I think this has to do with the church's attempts to downplay its eccentric beliefs. When it celebrated its eccentric doctrines, it was better able to tolerate (if not downright encourage) eccentricity in its members.

C. L. Hanson said...

That's very possible.

I kind of remember 30 years ago, but not very well... (I'm 34 ;^))

I have to admit that I've seen this stereotype about Mormon men being pushovers more in relation to people from Utah, and didn't hear it much growing up out in the "mission field".

Anonymous said...

Some of your description of your extended family reminds me of other Mormon families I knew in Minnesota. They were long-time mission field Mormons as well, and they had a more liberal view of Mormonism. Sometimes their views were dissenting from what got handed down from SLC, and there was often dissatisfaction with the leadership there. I'd never seen anything like it anywhere else I'd lived.

I used to hear some of the old guard Minnesota Mormons say that their families never went with the Saints to Utah, but settled in Minnesota after the Nauvoo period and then rejoined later. Have you ever heard that? I've often wondered if that's true, and they were part of some splinter group that went to Minnesota and rejoined. Or if that was just some myth they liked to believe, because it gave them a separate identity.

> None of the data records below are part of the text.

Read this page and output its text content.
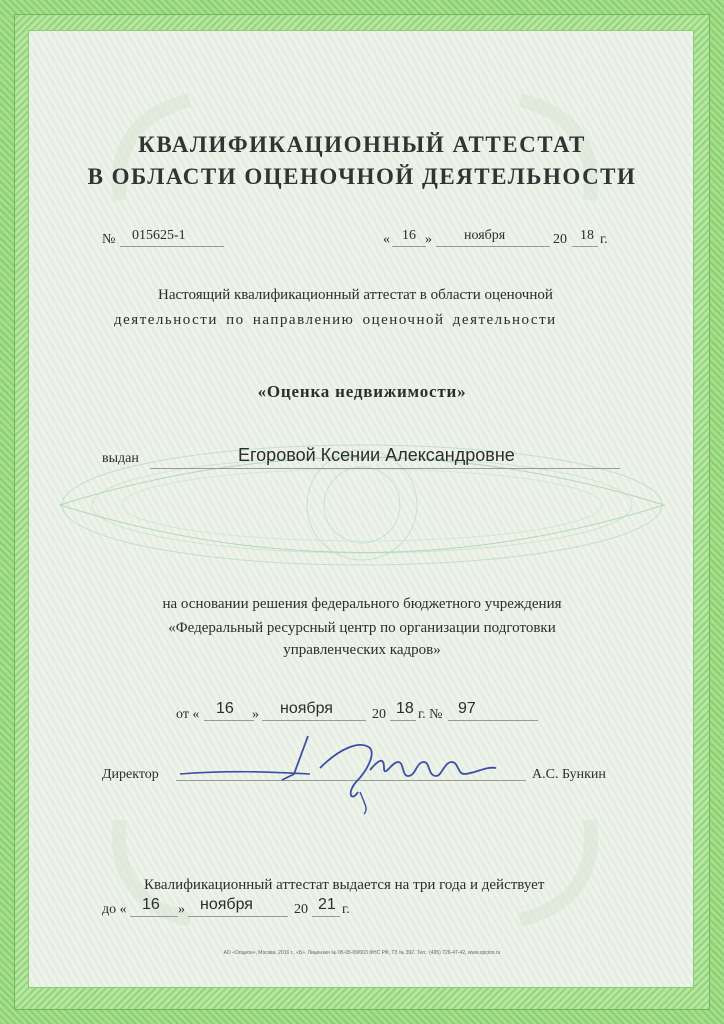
КВАЛИФИКАЦИОННЫЙ АТТЕСТАТ
В ОБЛАСТИ ОЦЕНОЧНОЙ ДЕЯТЕЛЬНОСТИ
№ 015625-1	« 16 » ноября	20 18 г.
Настоящий квалификационный аттестат в области оценочной
деятельности по направлению оценочной деятельности
«Оценка недвижимости»
выдан	Егоровой Ксении Александровне
на основании решения федерального бюджетного учреждения
«Федеральный ресурсный центр по организации подготовки
управленческих кадров»
от « 16 » ноября	20 18 г. № 97
Директор	А.С. Бункин
Квалификационный аттестат выдается на три года и действует
до « 16 » ноября	20 21 г.
АО «Опцион», Москва, 2016 г., «Б». Лицензия № 05-05-09/003 ФНС РФ, ТЗ № 392. Тел.: (495) 726-47-42, www.opcion.ru
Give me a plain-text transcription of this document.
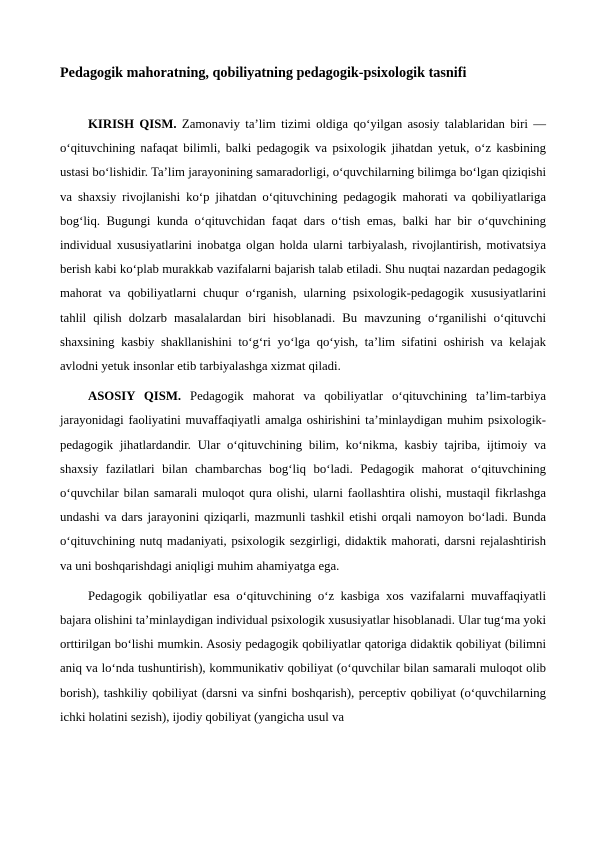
Pedagogik mahoratning, qobiliyatning pedagogik-psixologik tasnifi

KIRISH QISM. Zamonaviy ta’lim tizimi oldiga qo‘yilgan asosiy talablaridan biri — o‘qituvchining nafaqat bilimli, balki pedagogik va psixologik jihatdan yetuk, o‘z kasbining ustasi bo‘lishidir. Ta’lim jarayonining samaradorligi, o‘quvchilarning bilimga bo‘lgan qiziqishi va shaxsiy rivojlanishi ko‘p jihatdan o‘qituvchining pedagogik mahorati va qobiliyatlariga bog‘liq. Bugungi kunda o‘qituvchidan faqat dars o‘tish emas, balki har bir o‘quvchining individual xususiyatlarini inobatga olgan holda ularni tarbiyalash, rivojlantirish, motivatsiya berish kabi ko‘plab murakkab vazifalarni bajarish talab etiladi. Shu nuqtai nazardan pedagogik mahorat va qobiliyatlarni chuqur o‘rganish, ularning psixologik-pedagogik xususiyatlarini tahlil qilish dolzarb masalalardan biri hisoblanadi. Bu mavzuning o‘rganilishi o‘qituvchi shaxsining kasbiy shakllanishini to‘g‘ri yo‘lga qo‘yish, ta’lim sifatini oshirish va kelajak avlodni yetuk insonlar etib tarbiyalashga xizmat qiladi.

ASOSIY QISM. Pedagogik mahorat va qobiliyatlar o‘qituvchining ta’lim-tarbiya jarayonidagi faoliyatini muvaffaqiyatli amalga oshirishini ta’minlaydigan muhim psixologik-pedagogik jihatlardandir. Ular o‘qituvchining bilim, ko‘nikma, kasbiy tajriba, ijtimoiy va shaxsiy fazilatlari bilan chambarchas bog‘liq bo‘ladi. Pedagogik mahorat o‘qituvchining o‘quvchilar bilan samarali muloqot qura olishi, ularni faollashtira olishi, mustaqil fikrlashga undashi va dars jarayonini qiziqarli, mazmunli tashkil etishi orqali namoyon bo‘ladi. Bunda o‘qituvchining nutq madaniyati, psixologik sezgirligi, didaktik mahorati, darsni rejalashtirish va uni boshqarishdagi aniqligi muhim ahamiyatga ega.

Pedagogik qobiliyatlar esa o‘qituvchining o‘z kasbiga xos vazifalarni muvaffaqiyatli bajara olishini ta’minlaydigan individual psixologik xususiyatlar hisoblanadi. Ular tug‘ma yoki orttirilgan bo‘lishi mumkin. Asosiy pedagogik qobiliyatlar qatoriga didaktik qobiliyat (bilimni aniq va lo‘nda tushuntirish), kommunikativ qobiliyat (o‘quvchilar bilan samarali muloqot olib borish), tashkiliy qobiliyat (darsni va sinfni boshqarish), perceptiv qobiliyat (o‘quvchilarning ichki holatini sezish), ijodiy qobiliyat (yangicha usul va
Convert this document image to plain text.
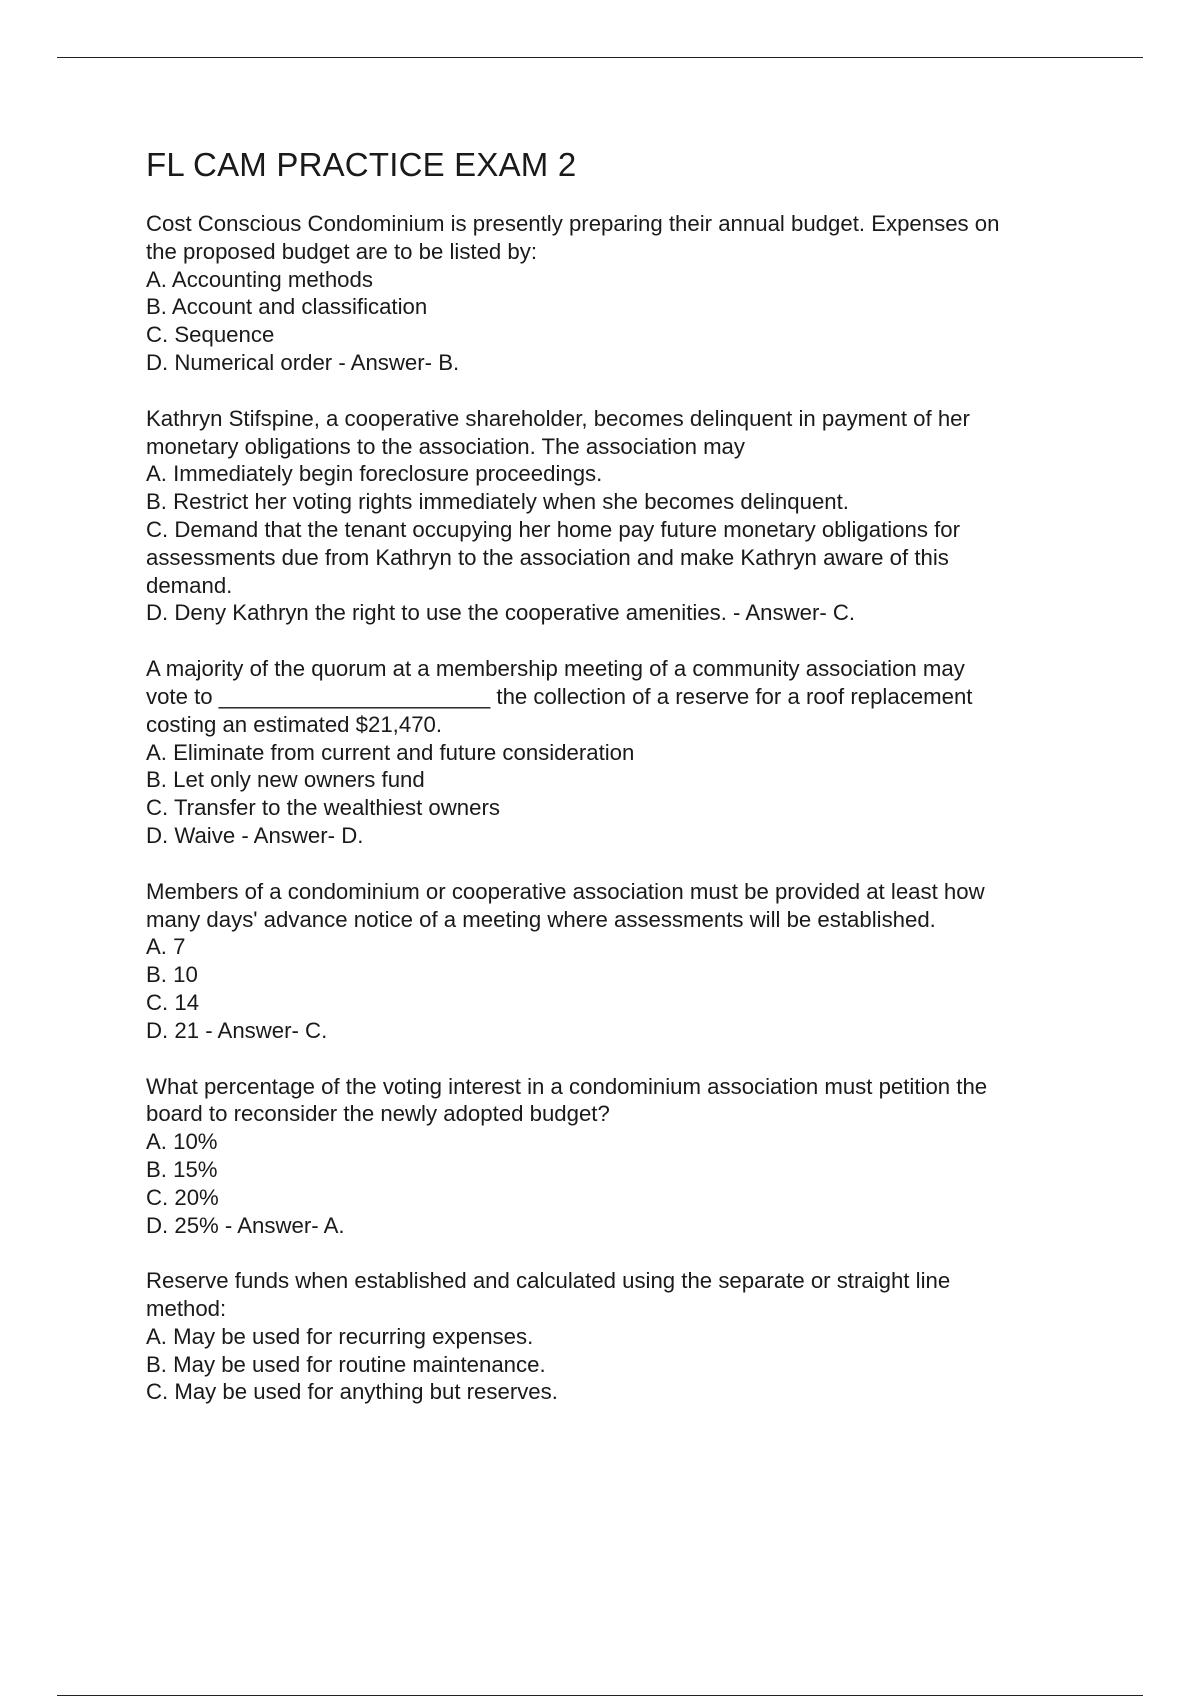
FL CAM PRACTICE EXAM 2

Cost Conscious Condominium is presently preparing their annual budget. Expenses on

the proposed budget are to be listed by:

A. Accounting methods

B. Account and classification

C. Sequence

D. Numerical order - Answer- B.

Kathryn Stifspine, a cooperative shareholder, becomes delinquent in payment of her

monetary obligations to the association. The association may

A. Immediately begin foreclosure proceedings.

B. Restrict her voting rights immediately when she becomes delinquent.

C. Demand that the tenant occupying her home pay future monetary obligations for

assessments due from Kathryn to the association and make Kathryn aware of this

demand.

D. Deny Kathryn the right to use the cooperative amenities. - Answer- C.

A majority of the quorum at a membership meeting of a community association may

vote to ______________________ the collection of a reserve for a roof replacement

costing an estimated $21,470.

A. Eliminate from current and future consideration

B. Let only new owners fund

C. Transfer to the wealthiest owners

D. Waive - Answer- D.

Members of a condominium or cooperative association must be provided at least how

many days' advance notice of a meeting where assessments will be established.

A. 7

B. 10

C. 14

D. 21 - Answer- C.

What percentage of the voting interest in a condominium association must petition the

board to reconsider the newly adopted budget?

A. 10%

B. 15%

C. 20%

D. 25% - Answer- A.

Reserve funds when established and calculated using the separate or straight line

method:

A. May be used for recurring expenses.

B. May be used for routine maintenance.

C. May be used for anything but reserves.
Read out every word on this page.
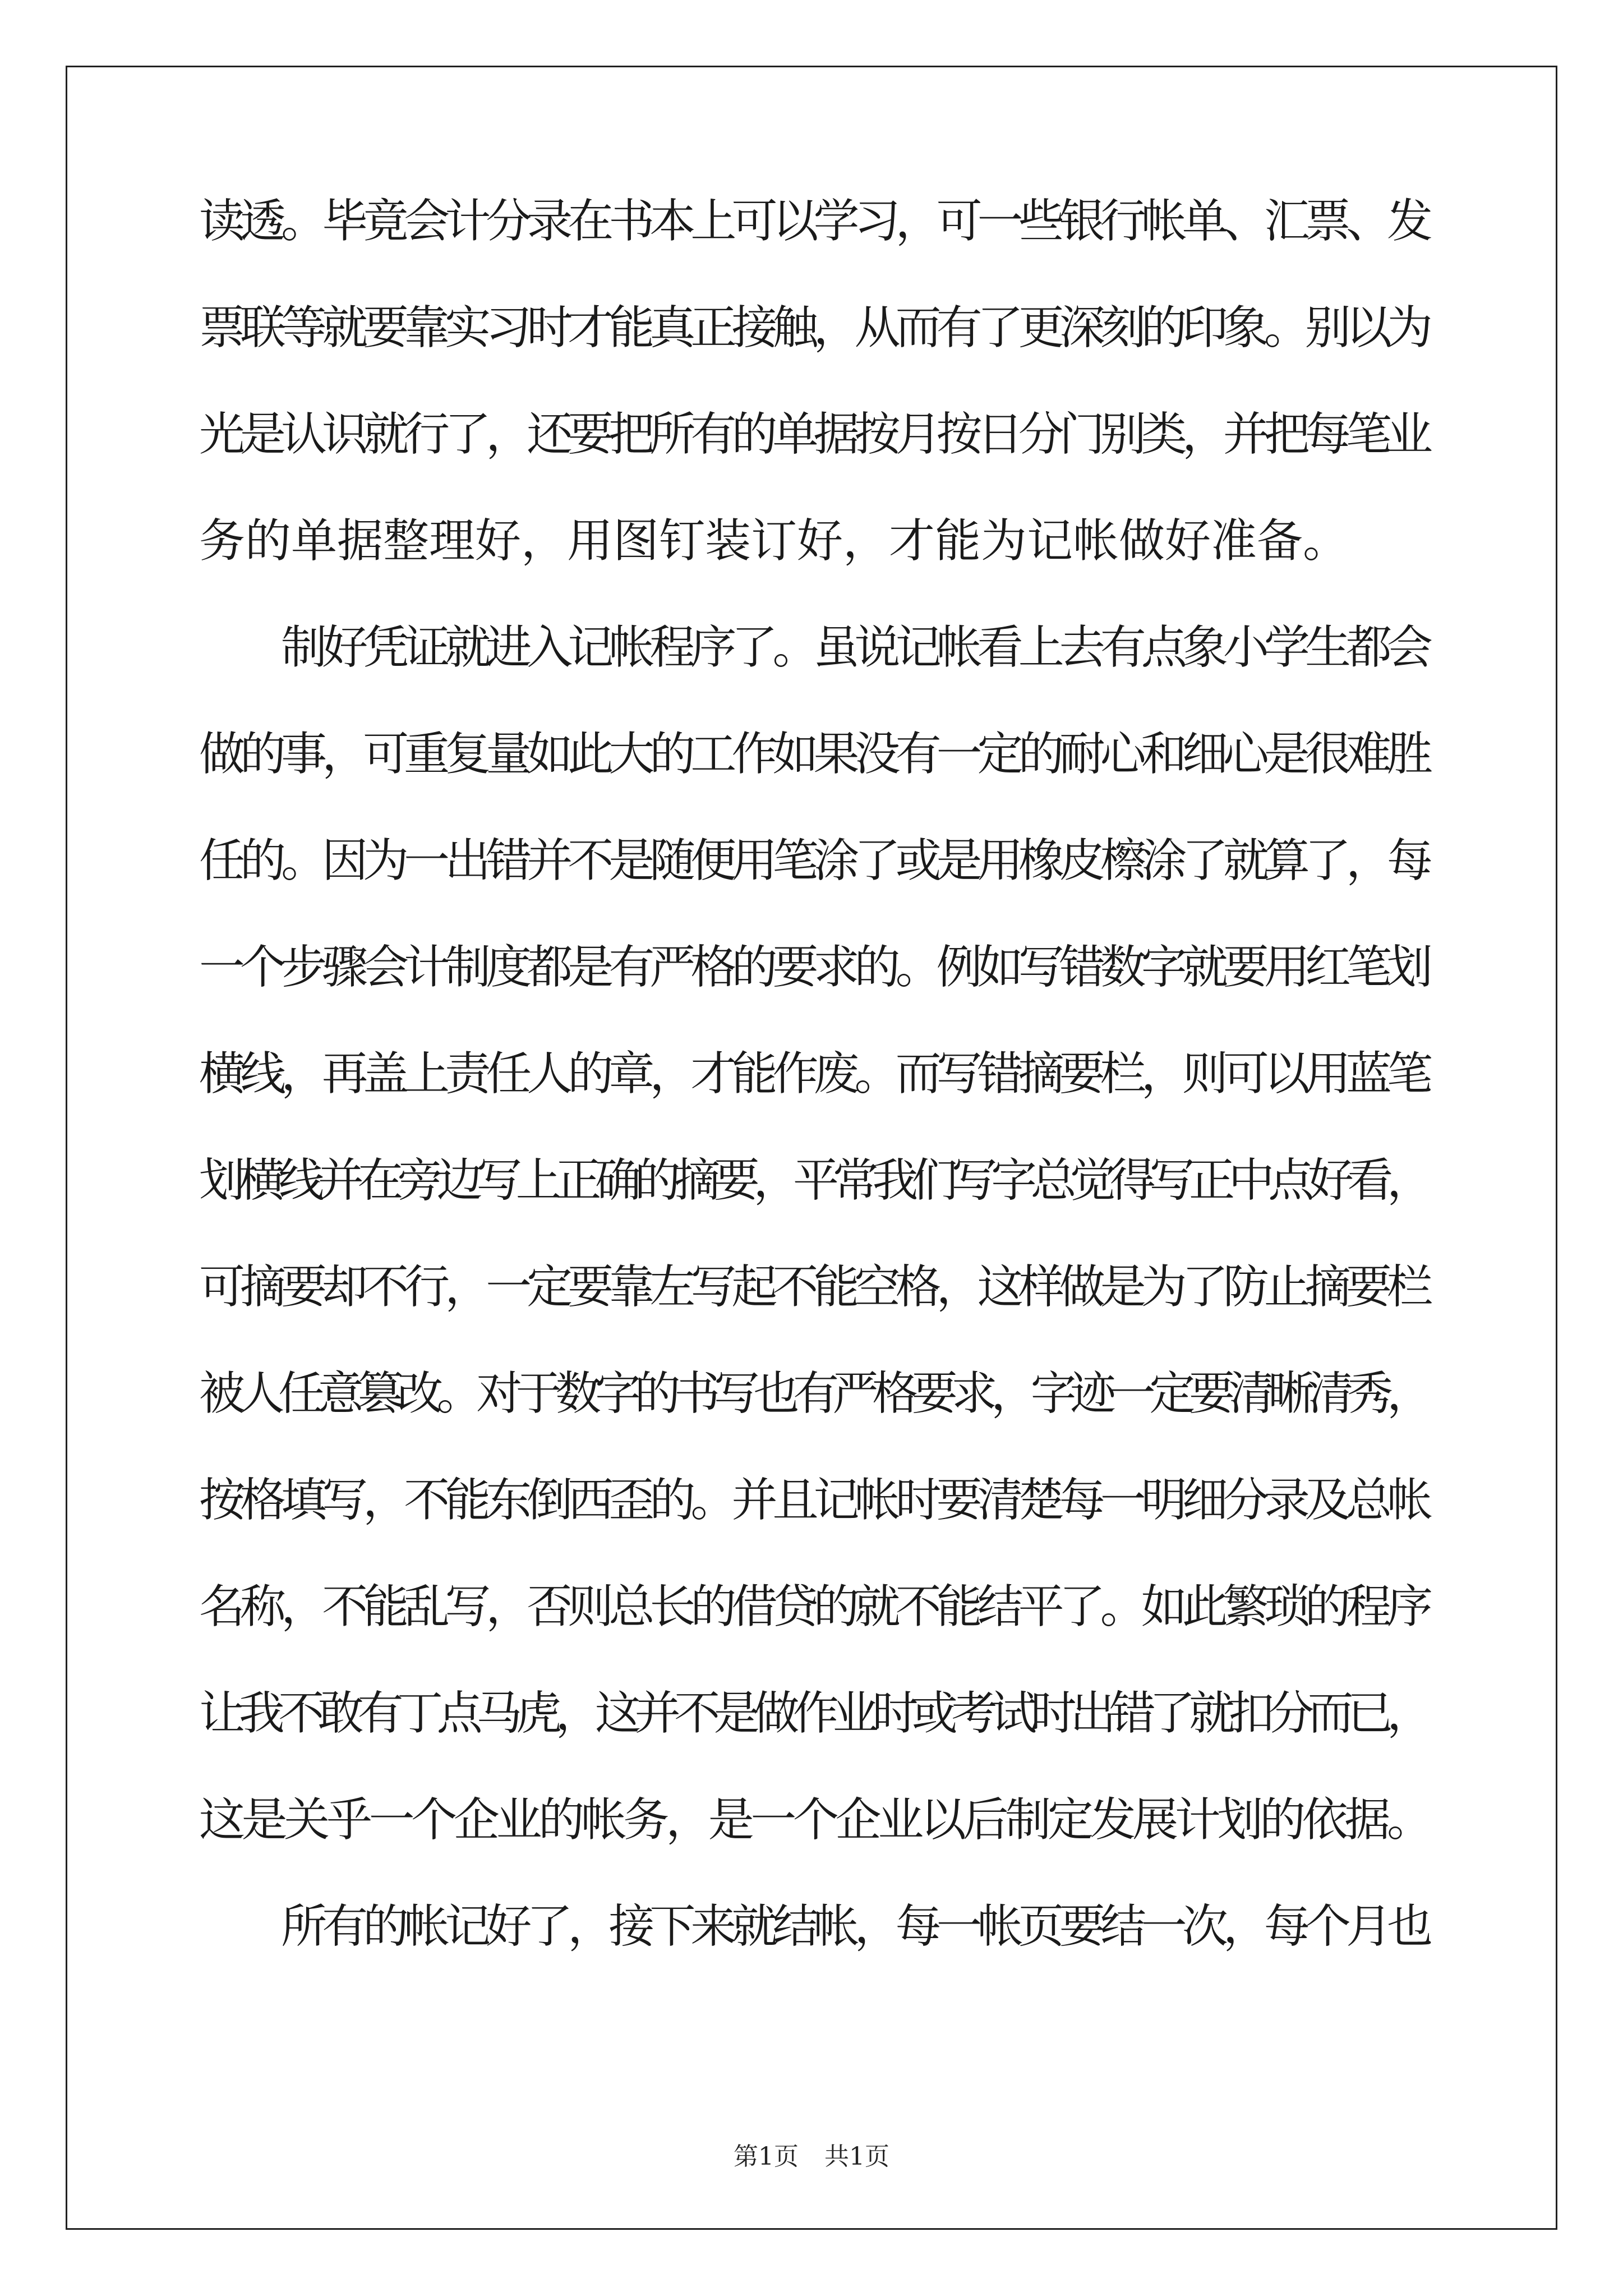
读透。毕竟会计分录在书本上可以学习，可一些银行帐单、汇票、发
票联等就要靠实习时才能真正接触，从而有了更深刻的印象。别以为
光是认识就行了，还要把所有的单据按月按日分门别类，并把每笔业
务的单据整理好，用图钉装订好，才能为记帐做好准备。
　　制好凭证就进入记帐程序了。虽说记帐看上去有点象小学生都会
做的事，可重复量如此大的工作如果没有一定的耐心和细心是很难胜
任的。因为一出错并不是随便用笔涂了或是用橡皮檫涂了就算了，每
一个步骤会计制度都是有严格的要求的。例如写错数字就要用红笔划
横线，再盖上责任人的章，才能作废。而写错摘要栏，则可以用蓝笔
划横线并在旁边写上正确的摘要，平常我们写字总觉得写正中点好看，
可摘要却不行，一定要靠左写起不能空格，这样做是为了防止摘要栏
被人任意篡改。对于数字的书写也有严格要求，字迹一定要清晰清秀，
按格填写，不能东倒西歪的。并且记帐时要清楚每一明细分录及总帐
名称，不能乱写，否则总长的借贷的就不能结平了。如此繁琐的程序
让我不敢有丁点马虎，这并不是做作业时或考试时出错了就扣分而已，
这是关乎一个企业的帐务，是一个企业以后制定发展计划的依据。
　　所有的帐记好了，接下来就结帐，每一帐页要结一次，每个月也
第1页 共1页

Anyway, you sound like you have an interesting family. If you and your brother are any indication, you must be a pretty accomplished bunch.

Anonymous said...

"An organization needs a few take-charge strong-willed free spirits to keep it lively and kicking."

Well, I tried to keep Mormonism lively and kicking but apparently my style was a little too colorful for them and they tried to kick me out. I refused to go, delaying instead my departure until it could be done on my terms. It sort of suits me to have the last word.

Your family history is fascinating, made all the more so by so many family members who've left the church and yet still have a genuine interest in it. Your brother comes to mind. :-)

C. L. Hanson said...

Hi Mak,

I've never heard any stories of Mormons moving to Minnesota during the Nauvoo period and then rejoining, so I don't have any info on it. But really, my extended family isn't from Minnesota -- my immediate family moved there when I was in fourth grade.

Hi Tom!!!

I think I'm a little too colorful for them as well ;^) although they haven't tried to kick me out... yet...

Hellmut said...

Great family history, Chanson. You should repost it on Main Street Plaza.

I would love to learn more about your grandparents.

C. L. Hanson said...

Thanks Hellmut!!!

It's a very old post -- from the days before MSP existed -- otherwise I would have posted it there in the first place. I'd repost it to MSP, but I've linked to it enough times that I think all our readers have already read it. ;^)

I'll think of writing some more stuff about my family background for MSP.